本宮殿を目指し庭を走っていると、前方に白い球体が転がっていた。

球体がひとりでにくるりと反転した。

目と鼻と口をくり抜かれたカブ、ジャック・オー・ランタン。

「ケケケケ……、逃ゲ出、シタネ……見タヨ、契約違反ダネ、食ベテモイイ? ……イイヨネ?」

ジャック・オー・ランタンの目が不気味にオレンジ色に光る。宙に浮いたジャック・オー・ランタンがこちらに向かってくる。

「ひっ……寄るな! 化け物!」

俺はカブを手で払った。

カブは木にぶつかり半分に割れた。

「何が【食ベテモイイ?】だ。こんな子供騙しで俺が怖がるとでも思ったのか? 兄上の子供騙しの手品に付き合ってられない!」

その場を離れようとしたとき、地獄の底から這い出てきた悪魔のような声が響いた。

【アーア……壊シ、チャッタ、コノ家、結構気ニ入ッテタ、ノニ……】

恐怖で足がすくむ、本能が逃げろと訴えているのに体が動かない……!

「うっ、なんだ……? この匂いは……?」

肉が腐ったような悪臭が漂い、俺は鼻をつまむ。

割れたカブから、黒いモヤのようなものが出てきた。モヤが固まり、人の形を作っていく。

肉が腐り落ちかろうじて骨にくっついていて、鼻がなく、眼球がたれ抜け落ちそうになっていて動く度にプラプラと揺れた。
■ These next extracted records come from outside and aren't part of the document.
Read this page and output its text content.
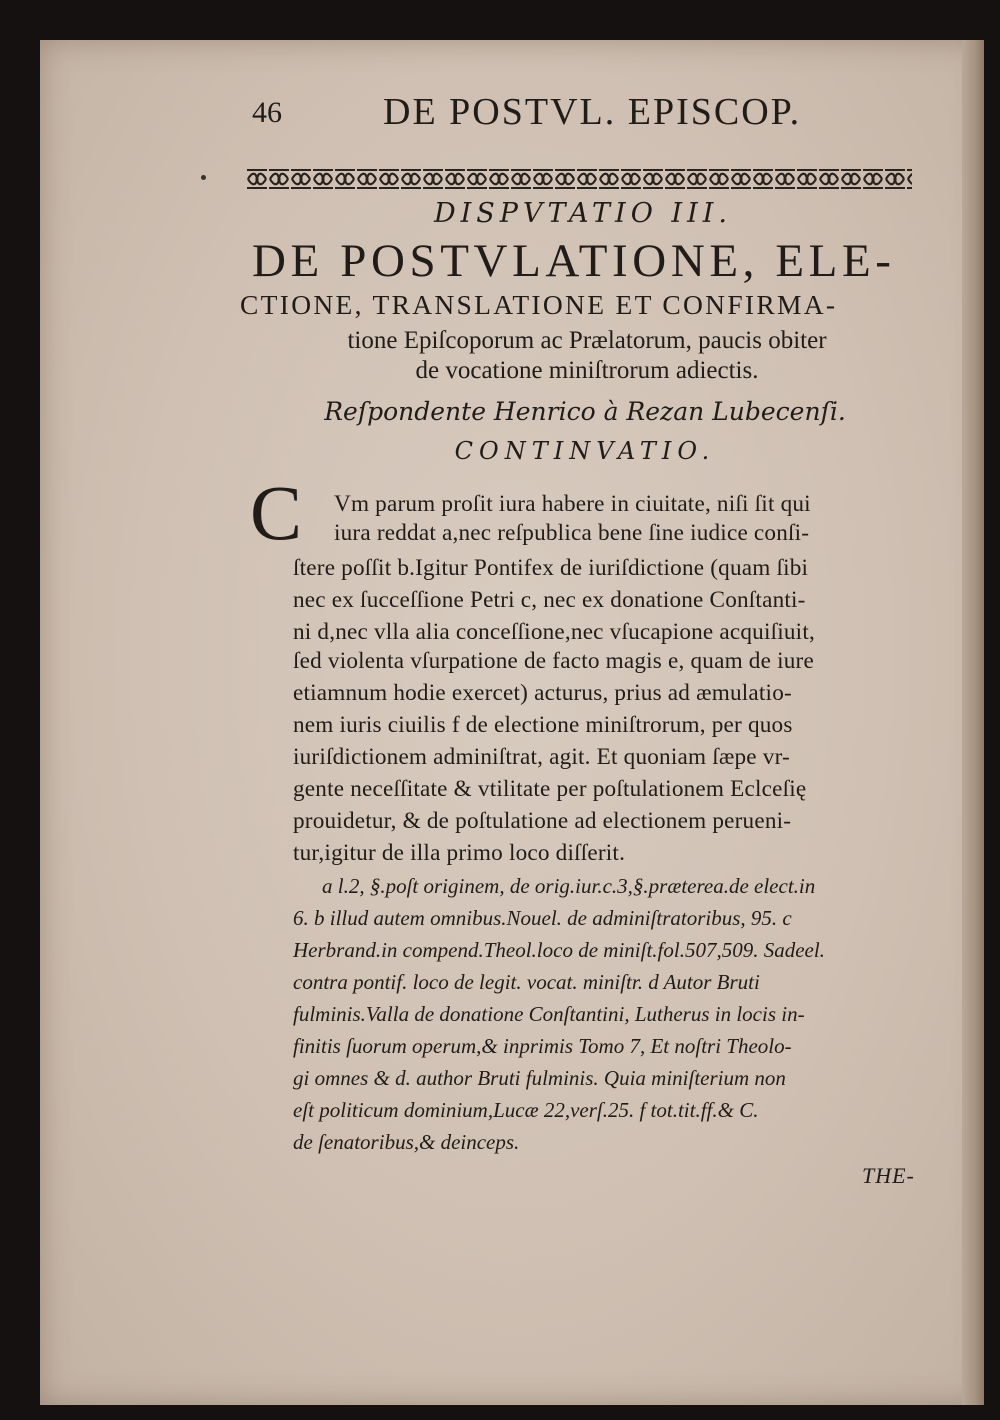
46	DE POSTVL. EPISCOP.
DISPVTATIO III.
DE POSTVLATIONE, ELE-
CTIONE, TRANSLATIONE ET CONFIRMA-
tione Epiſcoporum ac Prælatorum, paucis obiter
de vocatione miniſtrorum adiectis.
Reſpondente Henrico à Rezan Lubecenſi.
CONTINVATIO.
C Vm parum proſit iura habere in ciuitate, niſi ſit qui
iura reddat a,nec reſpublica bene ſine iudice conſi-
ſtere poſſit b.Igitur Pontifex de iuriſdictione (quam ſibi
nec ex ſucceſſione Petri c, nec ex donatione Conſtanti-
ni d,nec vlla alia conceſſione,nec vſucapione acquiſiuit,
ſed violenta vſurpatione de facto magis e, quam de iure
etiamnum hodie exercet) acturus, prius ad æmulatio-
nem iuris ciuilis f de electione miniſtrorum, per quos
iuriſdictionem adminiſtrat, agit. Et quoniam ſæpe vr-
gente neceſſitate & vtilitate per poſtulationem Eclceſię
prouidetur, & de poſtulatione ad electionem perueni-
tur,igitur de illa primo loco diſſerit.
a l.2, §.poſt originem, de orig.iur.c.3,§.præterea.de elect.in
6. b illud autem omnibus.Nouel. de adminiſtratoribus, 95. c
Herbrand.in compend.Theol.loco de miniſt.fol.507,509. Sadeel.
contra pontif. loco de legit. vocat. miniſtr. d Autor Bruti
fulminis.Valla de donatione Conſtantini, Lutherus in locis in-
finitis ſuorum operum,& inprimis Tomo 7, Et noſtri Theolo-
gi omnes & d. author Bruti fulminis. Quia miniſterium non
eſt politicum dominium,Lucæ 22,verſ.25. f tot.tit.ff.& C.
de ſenatoribus,& deinceps.
THE-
【オ前俺、ノ家、壊シタ……オ前嫌イ、デモ美味シイ、ダカラオ前ノ仲間モ、食ベル……父親、母親、キットオ前ニ似テ、上手イ!】

人の形をした化け物が舌なめずりをして狭ってくる。

【オ前、契約ニ違反シタ、ダカラ食ベル……!】

化け物が俺の足を掴み、腐った肉を持ち上げにんまりと笑った。